Thursday, July 17, 2008

Four's (part of) a Crowd...(7)

Today the opposite of tomato is Heaps of Sheeps



graphite, putty eraser & watercolour/30x20cm
original source: 'The Guardian' 16/06/08

Continuing the sequence of drawings transcribed from the large-scale photographic original, again in synecdochical part-for-the-whole mode courtesy of the basic grid format. In this instance, although not all the figures' faces are visible, as has been the case previously, this nevertheless seems to create a pleasing, 'human' dynamic between them.

Soundtrack:


Robert Wyatt 'His Greatest Misses'
Tunng 'Good Arrows'
Rachel Unthank & the Winterset 'The Bairns'


A visit to the local library resulted in the loaning of a couple of CDs from the available stock:
Robert Wyatt's self-chosen 'greatest misses', not least because the realisation dawned that I didn't have any of the man's music on CD, despite once owning some on vinyl, in the good old days, a grave omission indeed. How delightful to be reunited with the gorgeous & somehow very poignant reading of 'At Last I Am Free' (one of those worth-the-price-on-its-own, every-music-collection-must-have classics) & also, of course, RW's unsurpassable, heartrending interpretation of Elvis Costello's 'Shipbuilding', a song to which his singularly plaintive tones are perfectly suited to extracting maximum, thoughtful, subdued emotion (EC's own reading always seeming just a little bit too polished &, perhaps, 'cabaret' in comparison, for all of Chet Baker's exquisite contribution) & a veritable treasure trove of other absolutely unique, magical 'songs' or, perhaps more appropriately with many examples, musical works that follow their own idiosyncratic course.
Particularly of such nature, having the opportunity to hear his 'Sea Song' then inspired a comparative listen to Rachel Unthank's thus-far more familiar interpretation of the original, a good excuse to listen to another fine, rolling album of 'otherness' again.
The reflective, philosophically-inclined 'Free Will & Testament' features such an apposite lyric in "Demented forces push me madly round a treadmill", perfectly summing up the nature of much of one's modern, daily life & its insistent, clamouring commitments - "Let me off, please, I am so tired", indeed: how vital the privilege of retreating into art & one's world of, of drawing, & research, & books, & music, & cinema, the saving graces. Approaching the end of the 3rd of 9 weeks' summer break from the mostly enervating demands of the day job, I probably shouldn't complain, but still how I envied Stanley Kubrick's creative reclusiveness as alluded to in Jon Ronson's recent, intriguing TV documentary on More4, featuring the director's extensive store of archive boxes, a fascinating collection of research & other material, with such intense attention to detail, allowing intimate access to the creative process & the nature of, now in the possession of London's University of the Arts.

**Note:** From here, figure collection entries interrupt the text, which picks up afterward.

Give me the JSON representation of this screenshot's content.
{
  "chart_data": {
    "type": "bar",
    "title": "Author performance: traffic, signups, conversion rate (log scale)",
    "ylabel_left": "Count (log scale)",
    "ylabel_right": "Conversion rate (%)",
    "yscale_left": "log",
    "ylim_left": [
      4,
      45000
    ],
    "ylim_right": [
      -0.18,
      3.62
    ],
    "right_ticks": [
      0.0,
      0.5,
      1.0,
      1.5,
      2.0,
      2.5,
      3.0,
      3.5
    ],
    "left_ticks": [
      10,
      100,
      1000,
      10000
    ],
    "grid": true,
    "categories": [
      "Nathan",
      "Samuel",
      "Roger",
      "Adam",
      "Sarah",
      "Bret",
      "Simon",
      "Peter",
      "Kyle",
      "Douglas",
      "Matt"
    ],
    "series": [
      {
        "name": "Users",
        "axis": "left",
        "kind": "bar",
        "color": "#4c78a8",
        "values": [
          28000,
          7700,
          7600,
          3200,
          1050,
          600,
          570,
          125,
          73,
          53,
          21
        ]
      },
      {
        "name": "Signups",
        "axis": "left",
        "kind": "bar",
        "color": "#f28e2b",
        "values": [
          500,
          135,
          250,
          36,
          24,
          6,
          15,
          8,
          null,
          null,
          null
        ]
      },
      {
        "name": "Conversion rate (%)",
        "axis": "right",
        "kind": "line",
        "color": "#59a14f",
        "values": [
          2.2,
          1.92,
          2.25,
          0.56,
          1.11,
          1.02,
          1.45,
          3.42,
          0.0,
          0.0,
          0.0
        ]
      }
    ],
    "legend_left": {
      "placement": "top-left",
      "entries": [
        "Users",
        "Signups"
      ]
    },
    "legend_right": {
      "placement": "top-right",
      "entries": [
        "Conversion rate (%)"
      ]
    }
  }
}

And Tunng - only previously, intriguingly, experienced in remixed form - & their contemporary, urban take on the tradition of folk (see also The Winterset's approach to, different, more obviously traditional in nature, but again 'expansive' in its scope), jolly good stuff, an engaging sort-of slightly skewed mix of the acoustic & electronic, great groove & relaxed ambience, frequently conversational in tone (&, indeed, form), especially sympathetic to the drawing process.